Note: The survey on which this report is based was concluded immediately prior to September 11 and therefore reflects long-term trends rather than a potentially short-term reaction to the terrorist attacks that marred the last four months of 2001. Although terrorist attack was not a major concern of those surveyed, they did report a healthy appreciation of the need for business continuity planning and preparations for surviving a possible disaster - either natural or man-made.
The survey results indicated that expenditures on disaster recovery/business continuity (DR/BC) will triple from 2000 to 2002, while annual revenues and IT expenditures will only increase by 30% and 40% respectively. Whereas four years ago DR spending in Global 2000 firms ranged from 0.5% of the IT budget for worst-practice companies to 2% for best practitioners, these figures have nearly doubled to almost 1% and 4%, respectively. This is the best barometer of corporate interest in DR.
Another measure of the relative importance of DR/BC is the size of the DR team and its place in the organization. More than 50% of survey respondents had a fulltime DR/BC coordinator, and 50% had a dedicated DR/BC team that averaged three full-time employees, with one of them being certified.

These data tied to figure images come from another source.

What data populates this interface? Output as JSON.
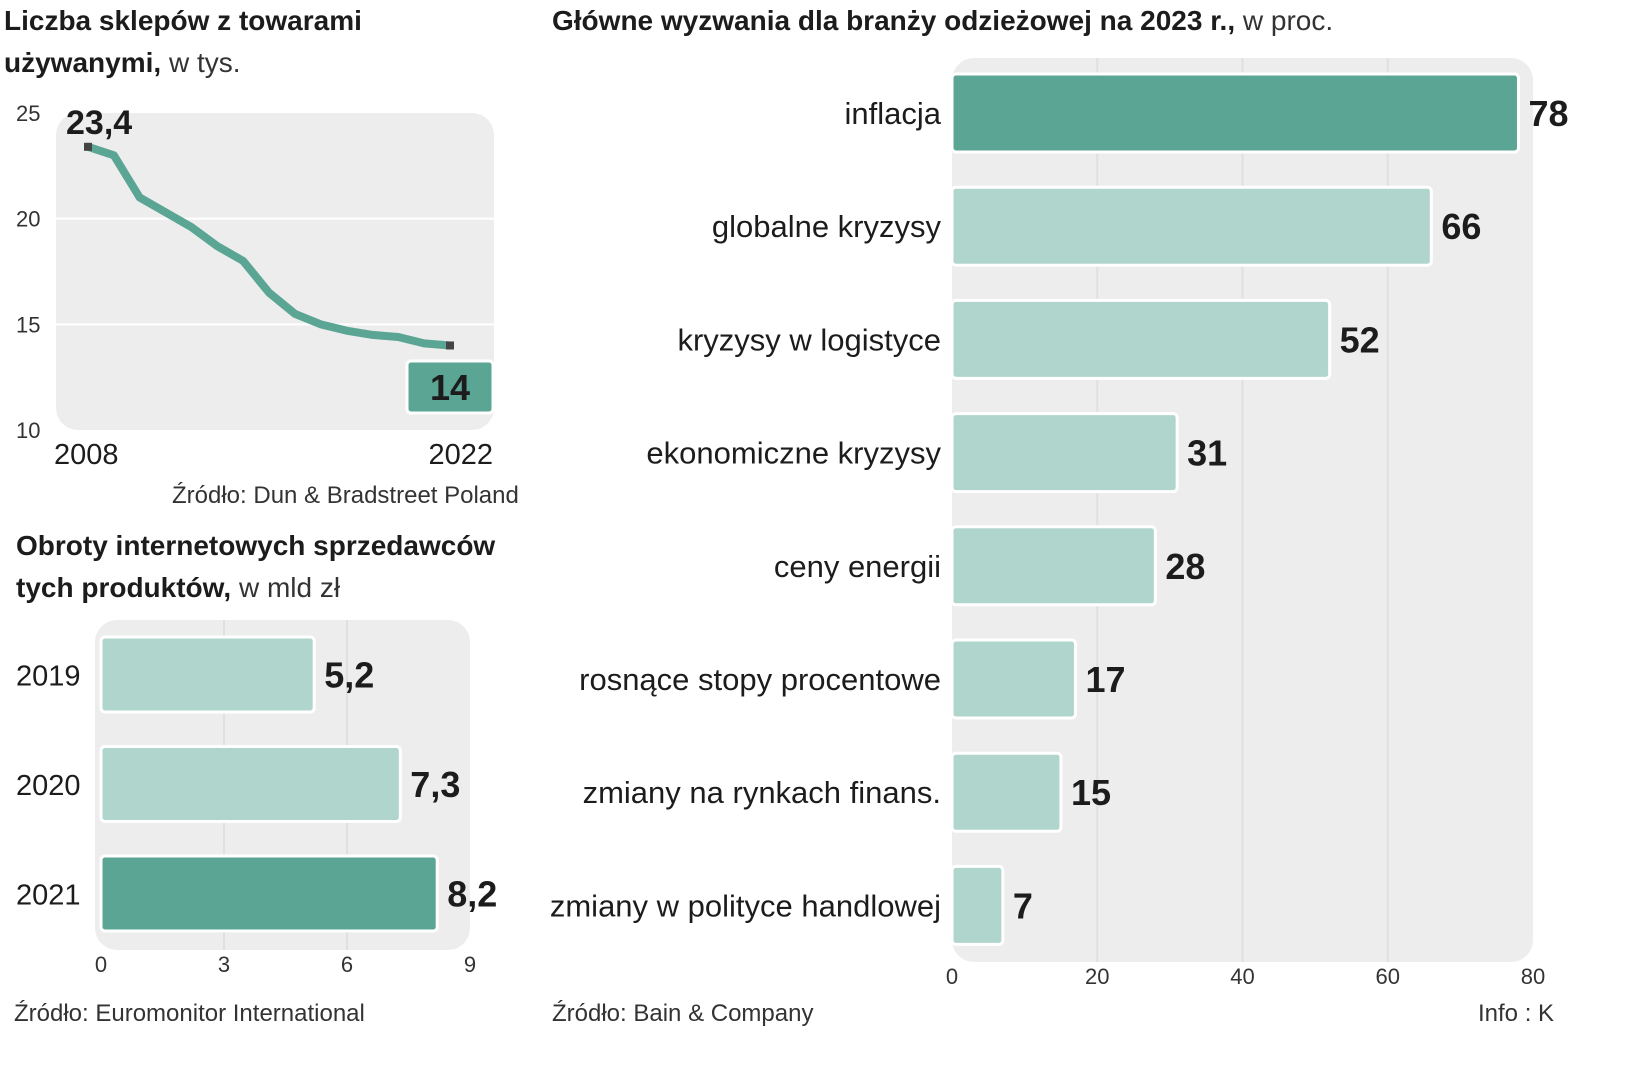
{
  "colors": {
    "highlight": "#5ba595",
    "bar": "#b0d5cc",
    "panel": "#ededed",
    "line": "#5ba595"
  },
  "charts": {
    "shops": {
      "title_bold_1": "Liczba sklepów z towarami",
      "title_bold_2": "używanymi,",
      "title_light": "w tys.",
      "source": "Źródło: Dun & Bradstreet Poland"
    },
    "online": {
      "title_bold_1": "Obroty internetowych sprzedawców",
      "title_bold_2": "tych produktów,",
      "title_light": "w mld zł",
      "source": "Źródło: Euromonitor International"
    },
    "challenges": {
      "title_bold": "Główne wyzwania dla branży odzieżowej na 2023 r.,",
      "title_light": "w proc.",
      "source": "Źródło: Bain & Company",
      "credit": "Info : K"
    }
  },
  "chart_data": [
    {
      "type": "line",
      "title": "Liczba sklepów z towarami używanymi, w tys.",
      "x": [
        2008,
        2009,
        2010,
        2011,
        2012,
        2013,
        2014,
        2015,
        2016,
        2017,
        2018,
        2019,
        2020,
        2021,
        2022
      ],
      "values": [
        23.4,
        23.0,
        21.0,
        20.3,
        19.6,
        18.7,
        18.0,
        16.5,
        15.5,
        15.0,
        14.7,
        14.5,
        14.4,
        14.1,
        14.0
      ],
      "x_tick_labels": [
        "2008",
        "2022"
      ],
      "y_ticks": [
        25,
        20,
        15,
        10
      ],
      "ylim": [
        10,
        25
      ],
      "start_label": "23,4",
      "end_label": "14",
      "xlabel": "",
      "ylabel": ""
    },
    {
      "type": "bar",
      "orientation": "horizontal",
      "title": "Obroty internetowych sprzedawców tych produktów, w mld zł",
      "categories": [
        "2019",
        "2020",
        "2021"
      ],
      "values": [
        5.2,
        7.3,
        8.2
      ],
      "value_labels": [
        "5,2",
        "7,3",
        "8,2"
      ],
      "highlight_index": 2,
      "x_ticks": [
        0,
        3,
        6,
        9
      ],
      "xlim": [
        0,
        9
      ]
    },
    {
      "type": "bar",
      "orientation": "horizontal",
      "title": "Główne wyzwania dla branży odzieżowej na 2023 r., w proc.",
      "categories": [
        "inflacja",
        "globalne kryzysy",
        "kryzysy w logistyce",
        "ekonomiczne kryzysy",
        "ceny energii",
        "rosnące stopy procentowe",
        "zmiany na rynkach finans.",
        "zmiany w polityce handlowej"
      ],
      "values": [
        78,
        66,
        52,
        31,
        28,
        17,
        15,
        7
      ],
      "value_labels": [
        "78",
        "66",
        "52",
        "31",
        "28",
        "17",
        "15",
        "7"
      ],
      "highlight_index": 0,
      "x_ticks": [
        0,
        20,
        40,
        60,
        80
      ],
      "xlim": [
        0,
        80
      ]
    }
  ]
}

However, organizations exhibit a wide disparity in their DR practices. These vary by vertical industry (e.g., financial companies have the most serious liability), geography, corporate culture, and risk consciousness. The most serious DR practitioners focus on constant program improvement.
Survey results indicated that more than half of respondents had a full business continuity plan (BCP) compared to only 28% who had only a disaster recovery plan (DRP). Other META Group research indicates business continuity and disaster recovery plans are largely developed in isolation, due to business units' limited understanding of IT/business continuity requirements and the IT organization's inability to convince lines of business of the critical need for a unified IT/business continuity project, resulting in many fruitless recovery plans. IT operations groups should initiate an IT/business continuity project, under a governance framework, to involve business units intimately in defining/deploying DR facilities tightly coupled to business imperatives. This initiative is crucial for mission-critical systems in general and is of prime importance to complex business-to-business (B2B) commerce chain domains in particular.